The “triangle”, as Ferreira enthusiastically explained, is a “choking” move designed to keep an opponent’s head and one of his arms pinned in between your legs.
Young Ferreira’s story is testament to the true power of discipline and passion –the latter trait being one that all can see when speaking to him about, not only his accomplishments, but the world of Jiu-Jitsu.
This remarkable story is far from over. After the initial trail run of a month and officially enrolling in Jiu-Jitzu at Cutting Edge, located on 210 Harrison Ave., Ferreira joined the competition team –six months after enrolling. Shortly, a couple of weeks after joining he was already on his way to take part in his first tournament. An incredible feat for someone who doctors thought –at a point in time during one of his many hospital stays –wouldn’t survive much longer
Ferreira is a current blue belt -accumulating one bronze, two silver and five gold medals throughout his championship participations. His latest gold medal-win came this year when he was crowned champion of Long Island Pride.

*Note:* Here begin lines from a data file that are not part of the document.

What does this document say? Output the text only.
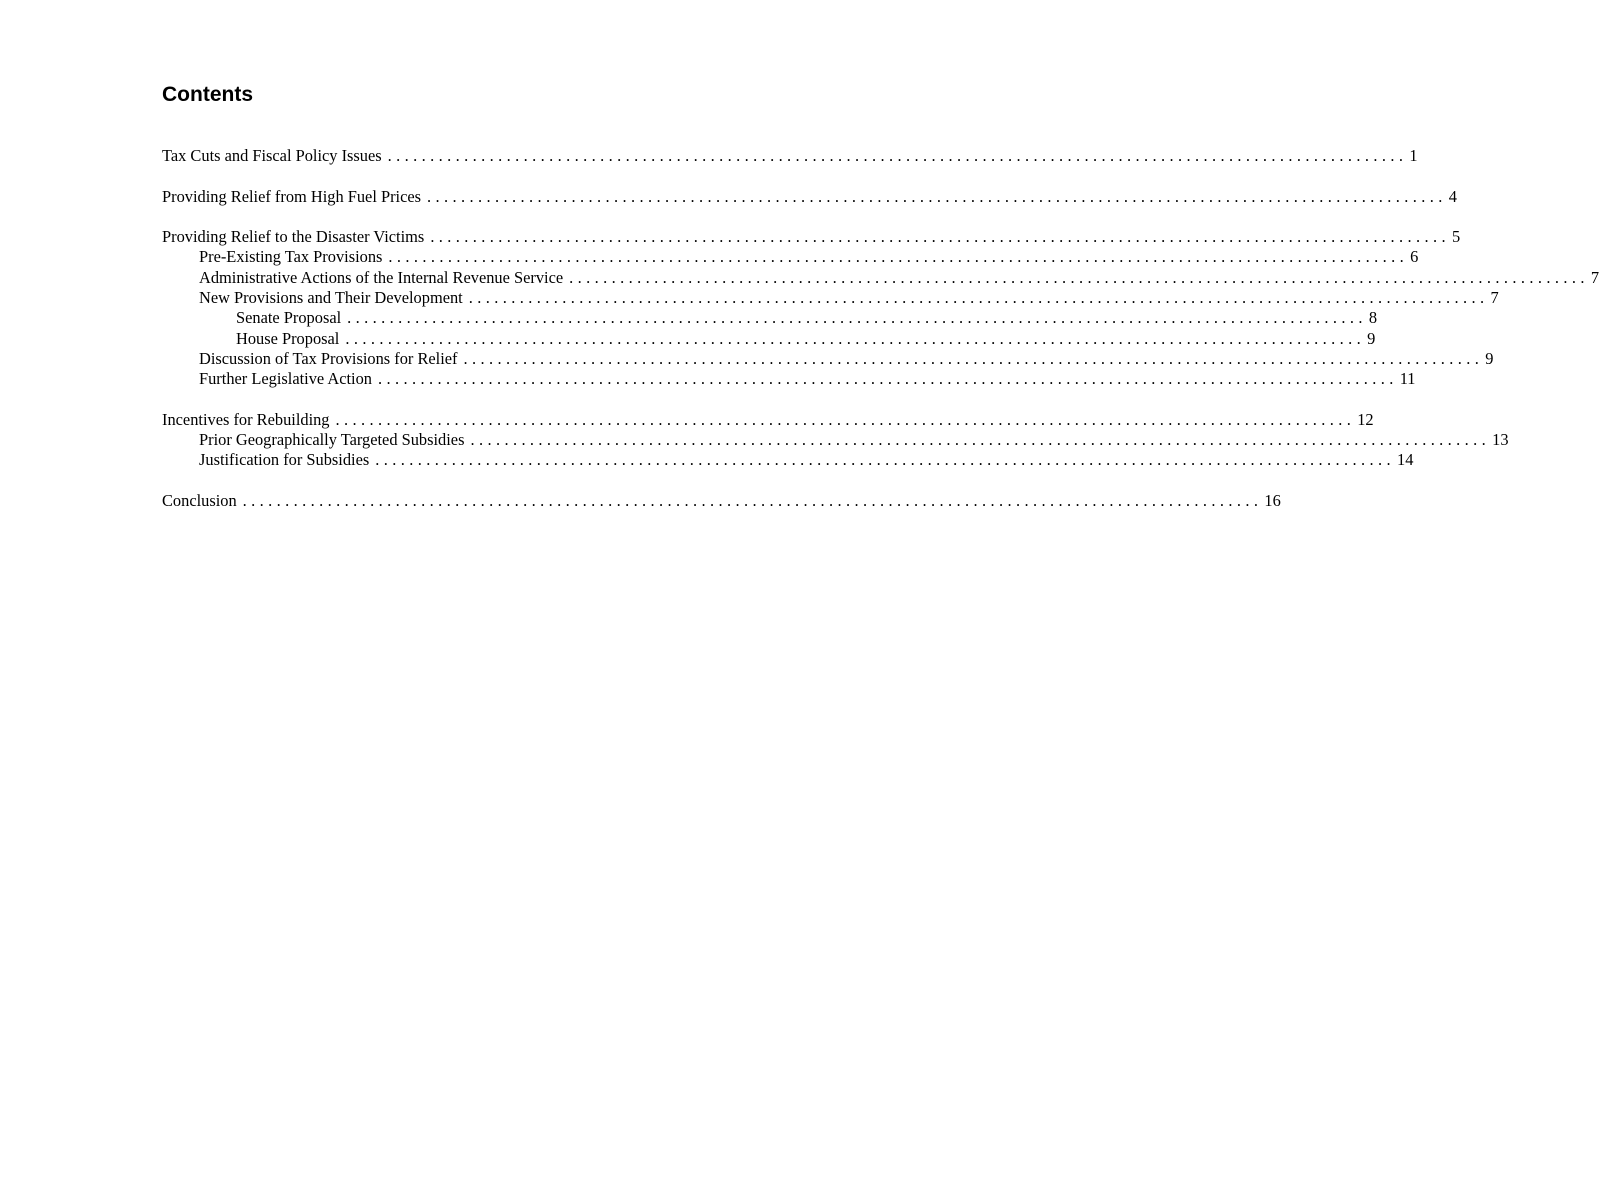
Contents
Tax Cuts and Fiscal Policy Issues ........................................................................................................................ 1
Providing Relief from High Fuel Prices ........................................................................................................................ 4
Providing Relief to the Disaster Victims ........................................................................................................................ 5
Pre-Existing Tax Provisions ........................................................................................................................ 6
Administrative Actions of the Internal Revenue Service ........................................................................................................................ 7
New Provisions and Their Development ........................................................................................................................ 7
Senate Proposal ........................................................................................................................ 8
House Proposal ........................................................................................................................ 9
Discussion of Tax Provisions for Relief ........................................................................................................................ 9
Further Legislative Action ........................................................................................................................ 11
Incentives for Rebuilding ........................................................................................................................ 12
Prior Geographically Targeted Subsidies ........................................................................................................................ 13
Justification for Subsidies ........................................................................................................................ 14
Conclusion ........................................................................................................................ 16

“Before, I was home all day playing video games,” Ferreira explained. “Now I come [to Cutting Edge]. I am stronger than ever. I have more muscle. I love it. I love to train and compete.”
Cecilia also sees the positive change that the world of martial arts has had on her teenage son.
“He was always positive,” she said. “With all the problems he’s had -my family says this too -he is a positive kid… But now the change is great… His attitude is different. He is more confident.”
She also credits Dr. Jean Maklhouf, her son’s pediatrician for always being “available -24/7.”
Though Ferreira’s passion for his discipline runs deep, due to financial constraints he and his younger brother were forced to withdraw from the competition team earlier this month. This setback is minor compared to what he endured in the past. And, just like all his other setbacks, his positive outlook is inspiring.
“Once I get my license, I can get a part-time job and pay for all the expenses and fees (that come with the completion team),” he explained with a smile.
Despite the fact that Ferreira is, for the time being, away from official competitions, he is still actively involved in training. Ferreira also takes part in teaching and helps run a few classes at Cutting Edge Brazilian Jiu-Jitzu -the same martial arts school where he trains -though, he anticipates cutting back a few hours in the upcoming future since he is, not only about to start his junior year, but also set to commence soccer practice for his high school team –another sport that was once deemed too dangerous for him!
Ferreira has learned many things from martial arts, but his mentor and sensei Josef Manuel, owner of Cutting Edge, was reminded of a valuable life lesson all thanks to knowing the young champion.
“You hear stories of people who can overcome any type of impediment -be it mental, physical or a life situation. It’s hard, but it can be done,” Manuel said.